For the unsuspecting foreigners I guess this could upset them if they do not know the way of these operators. I understand this happens in most countries. Be aware is the best solution for all countries. I am sure some foreigners are ripped off in Australia and other countries in one way or another but the shoe business was the best I had ever seen.

Policing these unfair traders is the best and only solution as long as the public are not afraid to come forward and make the problem noticed by the authorities.

(Darren Spackman from Australia)

Better supervision thanks to social media

I am well aware that Vietnam is not only country that is facing such problem. Similar ways to deceive foreign visitors have been existent in Thailand many years ago. However, thanks to the authority’s approach and severe punishments, this problem was for most parts avoided for the last 20 years.

In Thailand, social media are very popular and have become a good way to keep an eye on the society with tourism services not being an exception. When such actions are found within the society, they are guaranteed to be uploaded and condemned on social media.
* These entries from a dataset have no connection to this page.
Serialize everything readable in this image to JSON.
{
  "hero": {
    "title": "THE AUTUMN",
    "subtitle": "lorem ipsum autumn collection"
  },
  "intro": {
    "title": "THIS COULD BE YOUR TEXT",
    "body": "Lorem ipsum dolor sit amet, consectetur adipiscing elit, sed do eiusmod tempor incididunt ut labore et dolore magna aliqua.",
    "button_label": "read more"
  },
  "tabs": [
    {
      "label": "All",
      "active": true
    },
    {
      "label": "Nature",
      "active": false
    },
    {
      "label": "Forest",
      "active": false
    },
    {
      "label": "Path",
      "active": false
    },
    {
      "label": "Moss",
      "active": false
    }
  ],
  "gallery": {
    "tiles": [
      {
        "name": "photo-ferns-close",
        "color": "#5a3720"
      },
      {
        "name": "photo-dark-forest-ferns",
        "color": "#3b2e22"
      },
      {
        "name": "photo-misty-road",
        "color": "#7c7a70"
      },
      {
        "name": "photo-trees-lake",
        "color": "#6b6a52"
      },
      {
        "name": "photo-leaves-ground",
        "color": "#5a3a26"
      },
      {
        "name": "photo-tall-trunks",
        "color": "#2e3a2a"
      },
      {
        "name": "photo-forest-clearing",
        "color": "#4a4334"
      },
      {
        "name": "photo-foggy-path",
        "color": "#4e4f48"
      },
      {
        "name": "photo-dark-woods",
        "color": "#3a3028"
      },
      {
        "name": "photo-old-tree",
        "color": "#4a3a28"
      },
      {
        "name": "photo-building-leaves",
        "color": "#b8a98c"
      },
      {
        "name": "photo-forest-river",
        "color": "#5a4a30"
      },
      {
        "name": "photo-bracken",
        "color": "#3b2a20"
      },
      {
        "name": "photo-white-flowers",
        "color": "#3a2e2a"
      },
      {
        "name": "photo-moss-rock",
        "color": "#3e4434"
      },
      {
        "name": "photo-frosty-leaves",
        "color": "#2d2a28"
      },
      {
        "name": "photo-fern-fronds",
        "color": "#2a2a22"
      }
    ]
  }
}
That way, police, authorities, and customer control department will be acknowledged and take necessary measures to deal with the problem. More importantly, by this means people will be aware of the current situation and what kind of fraud there is so as to protect themselves.

Despite this advantage, social media make it too simple to frame service suppliers that do not deserve it. Moreover, as these networks are popular around the world, many foreigners might have a bad impression of the countries without actually getting to know them.

Immediate solution to all problems in the society remains severe fines and punishments. In Thailand we also have a group of people only investigating and making sure the regulations are being practiced.